Laser Test Paper Beam Alignment Targets

Having failed at making flexible plant tags, I figured using laser test paper to make laser test targets might work:

Test paper - target patterns - 2024-07-03
Test paper – target patterns – 2024-07-03

They descend from my original dot-mode laser beam targets:

OMTech 60W laser - beam alignment - 2022-03-22
OMTech 60W laser – beam alignment – 2022-03-22

The dots just barely punch through the back side (open in a new tab & zoom for more dots):

Test paper - target patterns back side- 2024-07-03
Test paper – target patterns back side- 2024-07-03

The plastic coating chars and buckles with each pulse, but remains in place:

Test paper - 2 shot - uncleaned - 2024-07-03
Test paper – 2 shot – uncleaned – 2024-07-03

Wiping the surface removes the loose coating / ash / debris to expose the underlying charred paper core:

Test paper - 2 shot - wiped - 2024-07-03
Test paper – 2 shot – wiped – 2024-07-03

Those are two pulses marking the ends of each axis, so the machine remains well aligned after the fourth-quarter tweak.
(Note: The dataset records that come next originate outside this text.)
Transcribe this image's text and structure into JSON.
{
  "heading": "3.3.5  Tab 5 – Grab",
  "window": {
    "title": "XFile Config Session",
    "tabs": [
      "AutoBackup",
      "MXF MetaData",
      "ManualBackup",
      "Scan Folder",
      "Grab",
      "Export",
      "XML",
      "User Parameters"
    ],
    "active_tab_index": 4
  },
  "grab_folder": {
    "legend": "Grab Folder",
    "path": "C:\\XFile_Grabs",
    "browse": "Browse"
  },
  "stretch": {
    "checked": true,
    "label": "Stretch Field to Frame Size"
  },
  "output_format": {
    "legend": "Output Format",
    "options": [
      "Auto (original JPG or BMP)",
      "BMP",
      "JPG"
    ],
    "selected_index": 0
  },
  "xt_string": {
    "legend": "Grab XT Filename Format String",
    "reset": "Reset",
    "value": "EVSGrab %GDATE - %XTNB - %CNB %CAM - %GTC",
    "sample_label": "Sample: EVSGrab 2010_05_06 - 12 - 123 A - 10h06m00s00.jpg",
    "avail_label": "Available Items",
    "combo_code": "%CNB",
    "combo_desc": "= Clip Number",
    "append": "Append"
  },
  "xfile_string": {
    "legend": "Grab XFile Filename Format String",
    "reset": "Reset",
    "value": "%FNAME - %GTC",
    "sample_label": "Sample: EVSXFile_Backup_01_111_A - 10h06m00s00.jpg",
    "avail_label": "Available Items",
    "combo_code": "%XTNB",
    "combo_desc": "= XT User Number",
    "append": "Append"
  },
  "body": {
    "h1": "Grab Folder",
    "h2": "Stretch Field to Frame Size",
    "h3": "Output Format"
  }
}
A single pulse shows the beam has a nice round shape with well-defined edges:

Test paper - 1 shot - wiped - 2024-07-03
Test paper – 1 shot – wiped – 2024-07-03

In principle, the beam should be more intense toward the middle, but I suspect that’s beyond the paper’s ability to resolve the energy; the beam either burns through the coating or it doesn’t. In all those targets, the back surface of the paper remains undamaged.

Manila paper targets seem to have better energy resolution and take much less time to produce:

Beam Alignment - Mirror 2 detail - 2023-09-16
Beam Alignment – Mirror 2 detail – 2023-09-16

The black test paper will certainly come in handy for something, though.